The cinematographer is very supportive of Anderson’s single camera approach, despite the fact that second, third and even fourth cameras are very common on movie sets. “I find that we can often move faster with one camera than with two cameras,” he says.
“Two cameras often means you’re getting coverage. Coverage is great, but with Wes, every shot is specific for the particular moment that he wants. A lot of great directors have a distinct style because they believe there’s one place to put a camera and to tell a story, and that’s the place we’re going to commit to.”
READ MORE: Asteroid City Cinematographer Robert Yeoman on Why He and Wes Anderson Never Settle (MovieMaker Magazine)
Of course, a Wes Anderson movie wouldn’t be a Wes Anderson movie without enough choreographed camera movement to make a Max Ophüls film feel like Andy Warhol’s Empire in comparison. “There’s a scene where Jeffrey Wright is giving a speech,” the DP told Esquire’s Tom Nicholson. “Wes was eager to do it all in one shot, he [Wright] walks to one end of the stage and the other, so we had to make a track that would go sideways and in and out — typically you might use a Steadicam or a Technocrane to do a shot like that. But because Wes is so precise on the framing and compositions, even if you’re off a little bit, that’s not acceptable.”

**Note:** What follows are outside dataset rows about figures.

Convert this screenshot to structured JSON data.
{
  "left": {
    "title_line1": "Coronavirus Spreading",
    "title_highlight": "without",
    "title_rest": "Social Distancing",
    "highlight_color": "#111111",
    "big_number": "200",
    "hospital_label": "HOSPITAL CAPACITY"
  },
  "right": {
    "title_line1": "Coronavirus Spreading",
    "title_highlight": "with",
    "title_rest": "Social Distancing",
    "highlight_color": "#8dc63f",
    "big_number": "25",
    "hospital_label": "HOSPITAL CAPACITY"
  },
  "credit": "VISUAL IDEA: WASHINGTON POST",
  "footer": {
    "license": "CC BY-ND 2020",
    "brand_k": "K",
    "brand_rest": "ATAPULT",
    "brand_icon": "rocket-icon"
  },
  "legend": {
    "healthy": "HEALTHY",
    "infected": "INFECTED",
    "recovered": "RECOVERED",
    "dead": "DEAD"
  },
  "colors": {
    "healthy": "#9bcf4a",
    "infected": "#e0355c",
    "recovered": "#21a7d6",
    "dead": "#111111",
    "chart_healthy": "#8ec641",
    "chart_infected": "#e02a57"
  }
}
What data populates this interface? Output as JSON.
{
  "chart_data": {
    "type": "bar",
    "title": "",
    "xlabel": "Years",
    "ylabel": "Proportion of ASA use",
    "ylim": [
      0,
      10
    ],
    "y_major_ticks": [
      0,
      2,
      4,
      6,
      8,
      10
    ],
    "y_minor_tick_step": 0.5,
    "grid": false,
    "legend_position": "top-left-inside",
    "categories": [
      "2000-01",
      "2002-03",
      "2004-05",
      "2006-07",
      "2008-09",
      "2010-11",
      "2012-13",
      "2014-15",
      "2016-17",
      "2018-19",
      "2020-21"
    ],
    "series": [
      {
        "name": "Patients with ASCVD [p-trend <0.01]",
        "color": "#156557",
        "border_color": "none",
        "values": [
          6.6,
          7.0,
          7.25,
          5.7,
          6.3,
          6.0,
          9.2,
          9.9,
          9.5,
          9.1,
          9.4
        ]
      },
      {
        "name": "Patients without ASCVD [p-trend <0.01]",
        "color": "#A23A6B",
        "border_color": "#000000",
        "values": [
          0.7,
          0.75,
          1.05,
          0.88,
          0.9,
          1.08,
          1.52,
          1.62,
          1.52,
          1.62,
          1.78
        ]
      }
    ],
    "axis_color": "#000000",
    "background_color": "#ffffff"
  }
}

READ MORE: Wes Anderson’s Cinematographer Has Some Thoughts About Your TikToks (Esquire)
To continue the conversation about camera movement, it would be appropriate to cite what may well be the only profile of a dolly grip ever to appear in The New York Times. Written by Melena Ryzik, the piece about Mumbai-born Sanjay Sami, who started out working on Bollywood movies and has been designing track and pushing and pulling dollies on Anderson’s movies since 2006, references a scene in which Adrian Brody makes his way “through a long theater space in an exquisitely detailed choreography of sets, props, walls, actors, dialogue and camera,” which, as Brody explains to Ryzik, “has to come off of a set of tracks and then be loaded seamlessly onto another set of tracks and hit numerous precise marks at very specific timings.”
“The thing I love is, with Sanjay, we essentially are using the same equipment that we might have used on a movie 75 years ago,” Anderson told Ryzik, “but we’re arranging it in a way that it hasn’t been arranged before.”